In any case, Braniff's history of strong balance sheets and can-do attitude convinced its bankers ... and in July 1979 they extended their new LAX-Honolulu run out to Guam and Hong Kong. In September they started a nonstop between LAX-Seoul, and in October extended that flight out to Singapore.

The visionary piece I mentioned earlier came from hooking Asia up to Braniff's South America network - using the same aircraft. In the attached scans from Braniff's September 15, 1979 timetable, note how they've scheduled:

  • Singapore - Seoul - Los Angeles - Lima - Sao Paulo/Rio de Janeiro
  • Hong Kong - Guam - Honolulu - Los Angeles - Santiago - Buenos Aires

With a couple roundtrips per week on each of these routes, the aircraft had excellent utilization (for the era). At this point in history, the only other carriers attempting service like this were JAL and VARIG - but Braniff was simply brilliant in hooking all these traffic centers together in one swipe.

You couldn't do this today - tough post-9/11 rules for transit through U.S. airports for foreign nationals (you have to have a U.S. visa to get off the airplane, regardless of whether you're staying in the country or not) have effectively put U.S. carriers out of the business of South America-to-Asia connections. And foreign governments aren't going to grant such liberal traffic rights to a new carrier anymore...

Advertisement in the January 1, 1980 Braniff system timetable

Advertisement in the January 1, 1980 Braniff system timetable

Of course, it wasn't to be. Braniff never garnered the domestic connecting traffic from its competitors, and Northwest and Pan Am out-hustled them on corporate sales on their competing Transpacific services. KAL was just starting its own nonstops from Seoul to L.A., as well - so a lot of capacity was suddenly dropped on the market just in time for the oil shock.  Korea in the 1970s wasn't the economic powerhouse we know today, so it wouldn't have provided a lot of traffic from its side of the Pacific, either. Again, if Braniff could have controlled its own feed out of LAX, things might have been different...

The stubby 747SP had horrible economics when flown half-empty, (same 4 engines for a little more than half the passenger load as the baseline 747-100) and wasn't all that good for freight, either.

By Summer 1980, Singapore had already dropped off the map - and the amazing Great Circle route had morphed into Hong Kong - Seoul - Los Angeles - Santiago - Buenos Aires.  Even then, still an amazing flight - any carrier today would consider it a flagship service.

But by then, the collapsing economy and Braniff's hubris were becoming painfully evident - notice how many routes had already disappeared from the map.  Even the Honolulu - LAX bridge service had been cancelled.  Less than 2 years later, the Braniff fleet would be parked at DFW, Eastern would be flying the South American services, and American would be building an unbreakable fortress hub in Texas with what used to be Braniff's core routes (including the London run.)

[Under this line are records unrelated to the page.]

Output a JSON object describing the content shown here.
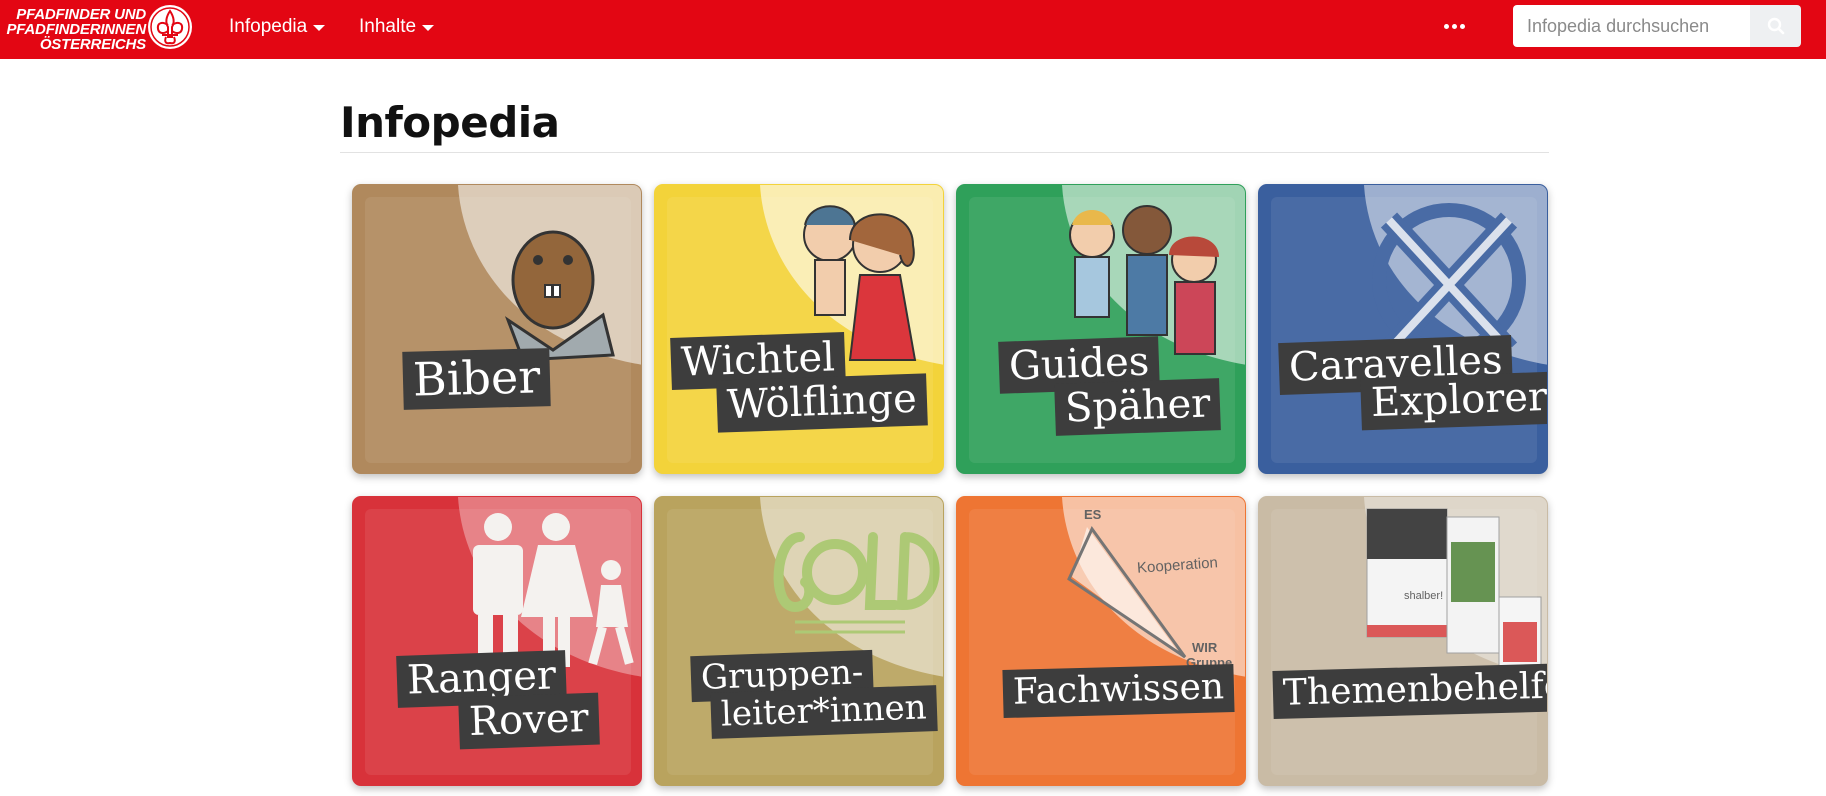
{
  "brand": {
    "line1": "PFADFINDER UND",
    "line2": "PFADFINDERINNEN",
    "line3": "ÖSTERREICHS",
    "logo_icon": "scout-lily-logo-icon"
  },
  "nav": {
    "items": [
      {
        "label": "Infopedia"
      },
      {
        "label": "Inhalte"
      }
    ],
    "more_icon": "ellipsis-icon"
  },
  "search": {
    "placeholder": "Infopedia durchsuchen",
    "button_icon": "search-icon"
  },
  "page": {
    "title": "Infopedia"
  },
  "tiles": [
    {
      "lines": [
        "Biber"
      ],
      "color": "#b0895d",
      "icon": "beaver-illustration-icon"
    },
    {
      "lines": [
        "Wichtel",
        "Wölflinge"
      ],
      "color": "#f3d33a",
      "icon": "children-dancing-illustration-icon"
    },
    {
      "lines": [
        "Guides",
        "Späher"
      ],
      "color": "#2fa05a",
      "icon": "scouts-group-illustration-icon"
    },
    {
      "lines": [
        "Caravelles",
        "Explorer"
      ],
      "color": "#3a5f9e",
      "icon": "explorer-cross-emblem-icon"
    },
    {
      "lines": [
        "Ranger",
        "Rover"
      ],
      "color": "#d8323a",
      "icon": "ranger-rover-figures-icon"
    },
    {
      "lines": [
        "Gruppen-",
        "leiter*innen"
      ],
      "color": "#b9a35e",
      "icon": "gold-handbook-icon"
    },
    {
      "lines": [
        "Fachwissen"
      ],
      "color": "#ee7533",
      "icon": "triangle-diagram-icon",
      "diagram": {
        "top": "ES",
        "right": "Kooperation",
        "bottom1": "WIR",
        "bottom2": "Gruppe"
      }
    },
    {
      "lines": [
        "Themenbehelfe"
      ],
      "color": "#c9bba5",
      "icon": "brochures-stack-icon",
      "brochure_text": "shalber!"
    }
  ]
}
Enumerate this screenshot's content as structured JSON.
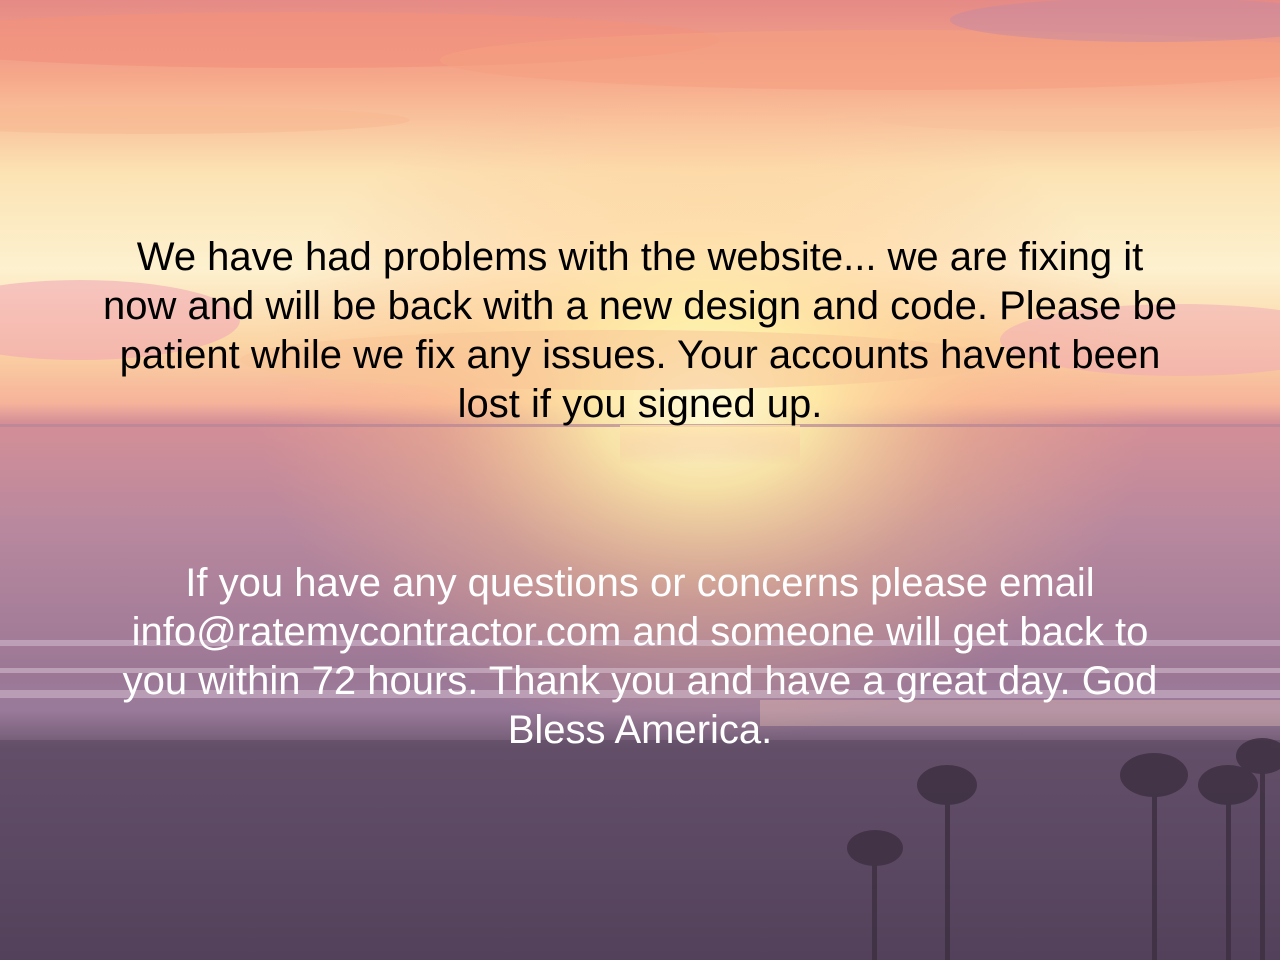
{
  "page": {
    "background_description_colors": {
      "sky_top": "#f4a08a",
      "sky_mid": "#fbe0a8",
      "sun_glow": "#fff6c8",
      "sea": "#9a6e90",
      "beach": "#5a4560"
    }
  },
  "notice": {
    "primary_text": "We have had problems with the website... we are fixing it now and will be back with a new design and code. Please be patient while we fix any issues. Your accounts havent been lost if you signed up.",
    "primary_color": "#000000"
  },
  "contact": {
    "secondary_text": "If you have any questions or concerns please email info@ratemycontractor.com and someone will get back to you within 72 hours. Thank you and have a great day. God Bless America.",
    "secondary_color": "#ffffff"
  }
}
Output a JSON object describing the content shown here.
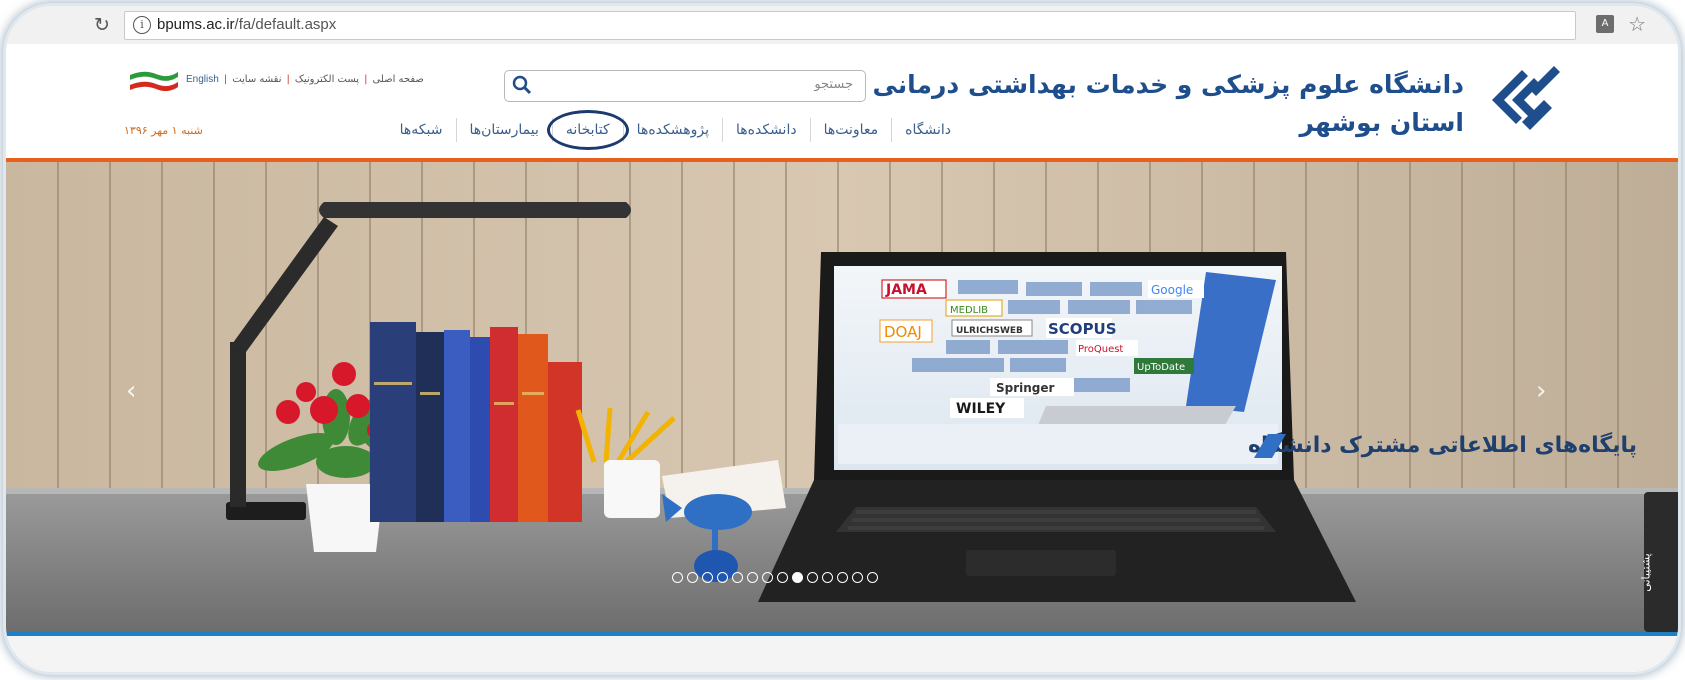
{
  "browser": {
    "url_domain": "bpums.ac.ir",
    "url_path": "/fa/default.aspx",
    "reload_icon": "reload-icon",
    "info_icon": "info-icon"
  },
  "header": {
    "university_name_line1": "دانشگاه علوم پزشکی و خدمات بهداشتی درمانی",
    "university_name_line2": "استان بوشهر",
    "search_placeholder": "جستجو",
    "top_links": [
      "صفحه اصلی",
      "پست الکترونیک",
      "نقشه سایت",
      "English"
    ],
    "date": "شنبه ۱ مهر ۱۳۹۶"
  },
  "menu": [
    {
      "label": "دانشگاه"
    },
    {
      "label": "معاونت‌ها"
    },
    {
      "label": "دانشکده‌ها"
    },
    {
      "label": "پژوهشکده‌ها"
    },
    {
      "label": "کتابخانه"
    },
    {
      "label": "بیمارستان‌ها"
    },
    {
      "label": "شبکه‌ها"
    }
  ],
  "slider": {
    "screen_caption": "پایگاه‌های اطلاعاتی مشترک دانشگاه",
    "db_logos": [
      "JAMA",
      "Google",
      "MEDLIB",
      "DOAJ",
      "ULRICHSWEB",
      "SCOPUS",
      "ProQuest",
      "UpToDate",
      "Springer",
      "WILEY"
    ],
    "dot_count": 14,
    "active_dot": 9,
    "side_tab_label": "پشتیبانی"
  },
  "colors": {
    "accent_orange": "#e8601c",
    "brand_blue": "#1f4e8c",
    "bottom_blue": "#1e7fc3"
  }
}
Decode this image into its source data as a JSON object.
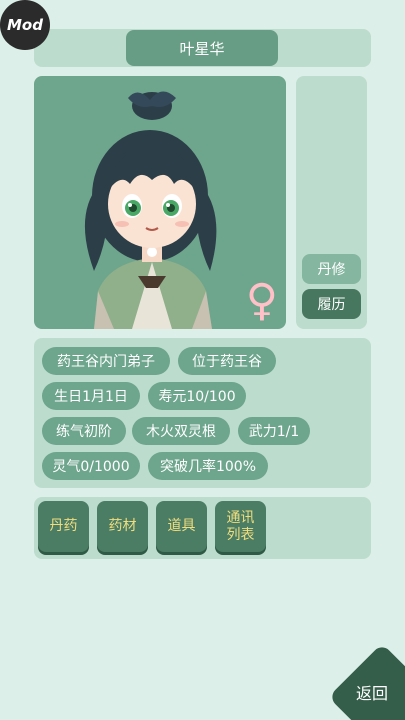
{
  "mod_badge": "Mod",
  "character": {
    "name": "叶星华",
    "gender_symbol": "♀"
  },
  "side_buttons": {
    "alchemy": "丹修",
    "resume": "履历"
  },
  "info_tags": [
    "药王谷内门弟子",
    "位于药王谷",
    "生日1月1日",
    "寿元10/100",
    "练气初阶",
    "木火双灵根",
    "武力1/1",
    "灵气0/1000",
    "突破几率100%"
  ],
  "actions": {
    "pills": "丹药",
    "herbs": "药材",
    "items": "道具",
    "contacts_line1": "通讯",
    "contacts_line2": "列表"
  },
  "back_label": "返回",
  "colors": {
    "background": "#dcefe8",
    "panel": "#bcdccd",
    "tag": "#6ea58d",
    "button_dark": "#4a7d64",
    "button_text": "#f2dd7e",
    "female_symbol": "#ffc0c8"
  }
}
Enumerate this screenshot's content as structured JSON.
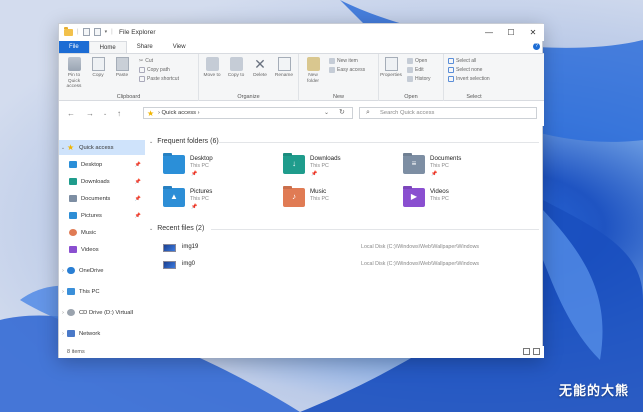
{
  "window": {
    "title": "File Explorer",
    "controls": {
      "minimize": "—",
      "maximize": "☐",
      "close": "✕"
    }
  },
  "tabs": [
    {
      "label": "File"
    },
    {
      "label": "Home"
    },
    {
      "label": "Share"
    },
    {
      "label": "View"
    }
  ],
  "help_label": "?",
  "ribbon": {
    "clipboard": {
      "label": "Clipboard",
      "pin": "Pin to Quick access",
      "copy": "Copy",
      "paste": "Paste",
      "cut": "Cut",
      "copy_path": "Copy path",
      "paste_shortcut": "Paste shortcut"
    },
    "organize": {
      "label": "Organize",
      "move_to": "Move to",
      "copy_to": "Copy to",
      "delete": "Delete",
      "rename": "Rename"
    },
    "new": {
      "label": "New",
      "new_folder": "New folder",
      "new_item": "New item",
      "easy_access": "Easy access"
    },
    "open": {
      "label": "Open",
      "properties": "Properties",
      "open": "Open",
      "edit": "Edit",
      "history": "History"
    },
    "select": {
      "label": "Select",
      "select_all": "Select all",
      "select_none": "Select none",
      "invert_selection": "Invert selection"
    }
  },
  "address": {
    "path": "Quick access",
    "search_placeholder": "Search Quick access"
  },
  "sidebar": {
    "items": [
      {
        "label": "Quick access"
      },
      {
        "label": "Desktop"
      },
      {
        "label": "Downloads"
      },
      {
        "label": "Documents"
      },
      {
        "label": "Pictures"
      },
      {
        "label": "Music"
      },
      {
        "label": "Videos"
      },
      {
        "label": "OneDrive"
      },
      {
        "label": "This PC"
      },
      {
        "label": "CD Drive (D:) VirtualI"
      },
      {
        "label": "Network"
      }
    ]
  },
  "frequent": {
    "header": "Frequent folders (6)",
    "folders": [
      {
        "name": "Desktop",
        "location": "This PC",
        "color": "#2b8fd8"
      },
      {
        "name": "Downloads",
        "location": "This PC",
        "color": "#1f9c8c"
      },
      {
        "name": "Documents",
        "location": "This PC",
        "color": "#7d8ea3"
      },
      {
        "name": "Pictures",
        "location": "This PC",
        "color": "#2d8ed6"
      },
      {
        "name": "Music",
        "location": "This PC",
        "color": "#e07b54"
      },
      {
        "name": "Videos",
        "location": "This PC",
        "color": "#8a4fd0"
      }
    ]
  },
  "recent": {
    "header": "Recent files (2)",
    "files": [
      {
        "name": "img19",
        "path": "Local Disk (C:)\\Windows\\Web\\Wallpaper\\Windows"
      },
      {
        "name": "img0",
        "path": "Local Disk (C:)\\Windows\\Web\\Wallpaper\\Windows"
      }
    ]
  },
  "status": {
    "count": "8 items"
  },
  "watermark": "无能的大熊"
}
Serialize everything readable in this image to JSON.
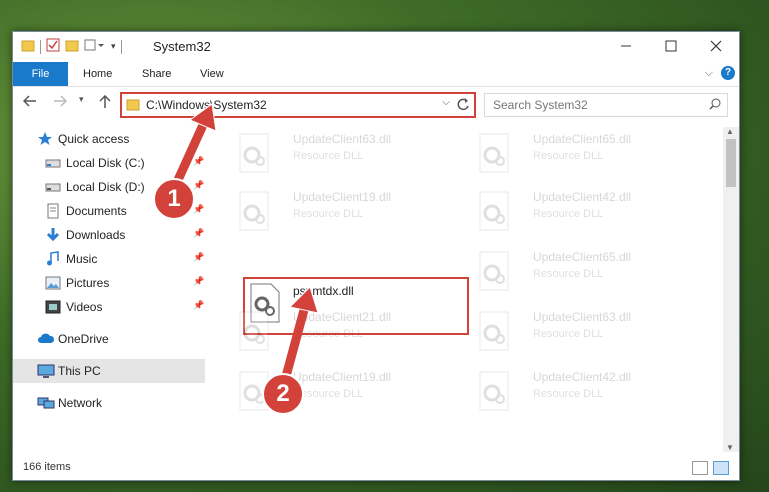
{
  "window": {
    "title": "System32",
    "controls": [
      "minimize",
      "maximize",
      "close"
    ]
  },
  "ribbon": {
    "tabs": [
      "File",
      "Home",
      "Share",
      "View"
    ],
    "expand_icon": "chevron-down-icon",
    "help_label": "?"
  },
  "address": {
    "path": "C:\\Windows\\System32",
    "search_placeholder": "Search System32"
  },
  "sidebar": {
    "items": [
      {
        "label": "Quick access",
        "icon": "star-icon",
        "pinned": false
      },
      {
        "label": "Local Disk (C:)",
        "icon": "drive-icon",
        "pinned": true
      },
      {
        "label": "Local Disk (D:)",
        "icon": "drive-icon",
        "pinned": true
      },
      {
        "label": "Documents",
        "icon": "documents-icon",
        "pinned": true
      },
      {
        "label": "Downloads",
        "icon": "downloads-icon",
        "pinned": true
      },
      {
        "label": "Music",
        "icon": "music-icon",
        "pinned": true
      },
      {
        "label": "Pictures",
        "icon": "pictures-icon",
        "pinned": true
      },
      {
        "label": "Videos",
        "icon": "videos-icon",
        "pinned": true
      },
      {
        "label": "OneDrive",
        "icon": "cloud-icon",
        "pinned": false
      },
      {
        "label": "This PC",
        "icon": "computer-icon",
        "pinned": false,
        "selected": true
      },
      {
        "label": "Network",
        "icon": "network-icon",
        "pinned": false
      }
    ]
  },
  "files": [
    {
      "name": "UpdateClient63.dll",
      "type": "Resource DLL"
    },
    {
      "name": "UpdateClient65.dll",
      "type": "Resource DLL"
    },
    {
      "name": "UpdateClient19.dll",
      "type": "Resource DLL"
    },
    {
      "name": "UpdateClient42.dll",
      "type": "Resource DLL"
    },
    {
      "name": "pspmtdx.dll",
      "type": ""
    },
    {
      "name": "UpdateClient65.dll",
      "type": "Resource DLL"
    },
    {
      "name": "UpdateClient21.dll",
      "type": "Resource DLL"
    },
    {
      "name": "UpdateClient63.dll",
      "type": "Resource DLL"
    },
    {
      "name": "UpdateClient19.dll",
      "type": "Resource DLL"
    },
    {
      "name": "UpdateClient42.dll",
      "type": "Resource DLL"
    }
  ],
  "status": {
    "item_count": "166 items"
  },
  "callouts": [
    "1",
    "2"
  ],
  "colors": {
    "accent": "#1979ca",
    "highlight": "#d2423a"
  }
}
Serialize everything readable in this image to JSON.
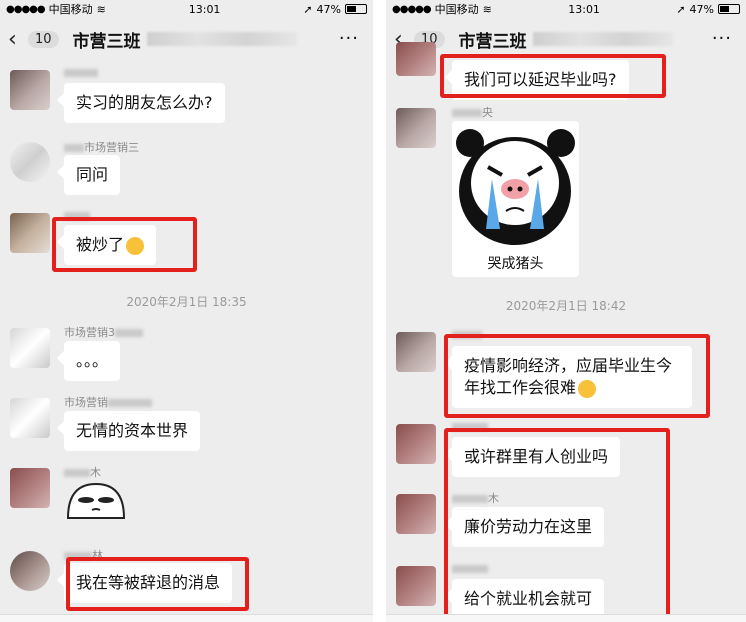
{
  "status": {
    "carrier": "中国移动",
    "time": "13:01",
    "battery": "47%"
  },
  "nav": {
    "badge": "10",
    "title": "市营三班",
    "more": "···"
  },
  "left": {
    "m1": {
      "text": "实习的朋友怎么办?"
    },
    "m2": {
      "sender": "市场营销三",
      "text": "同问"
    },
    "m3": {
      "text": "被炒了"
    },
    "time1": "2020年2月1日 18:35",
    "m4": {
      "sender": "市场营销3",
      "text": "。。。"
    },
    "m5": {
      "sender": "市场营销",
      "text": "无情的资本世界"
    },
    "m6": {
      "sender": "木"
    },
    "m7": {
      "sender": "林",
      "text": "我在等被辞退的消息"
    }
  },
  "right": {
    "m1": {
      "text": "我们可以延迟毕业吗?"
    },
    "m2": {
      "sender": "央",
      "sticker_caption": "哭成猪头"
    },
    "time1": "2020年2月1日 18:42",
    "m3": {
      "text": "疫情影响经济，应届毕业生今年找工作会很难"
    },
    "m4": {
      "text": "或许群里有人创业吗"
    },
    "m5": {
      "sender": "木",
      "text": "廉价劳动力在这里"
    },
    "m6": {
      "text": "给个就业机会就可"
    }
  },
  "colors": {
    "highlight": "#e3201b",
    "background": "#ededed",
    "bubble": "#ffffff"
  }
}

Should Braniff have kept their egos in check and been more deliberate and economical with expansion? Well, of course.  737-200s and DC-10s would have been much smarter fleet choices, and they should have concentrated slow but steady route growth out of DFW (and perhaps Miami for South American feed) instead of spreading flights around willy-nilly.

However, that which is beautiful often fades quickly, and without the ego and groupthink from Lemmon Road in Dallas, we may never have seen the gorgeous Halston-era paint schemes on Braniff's fleet - or these amazing Asian routes.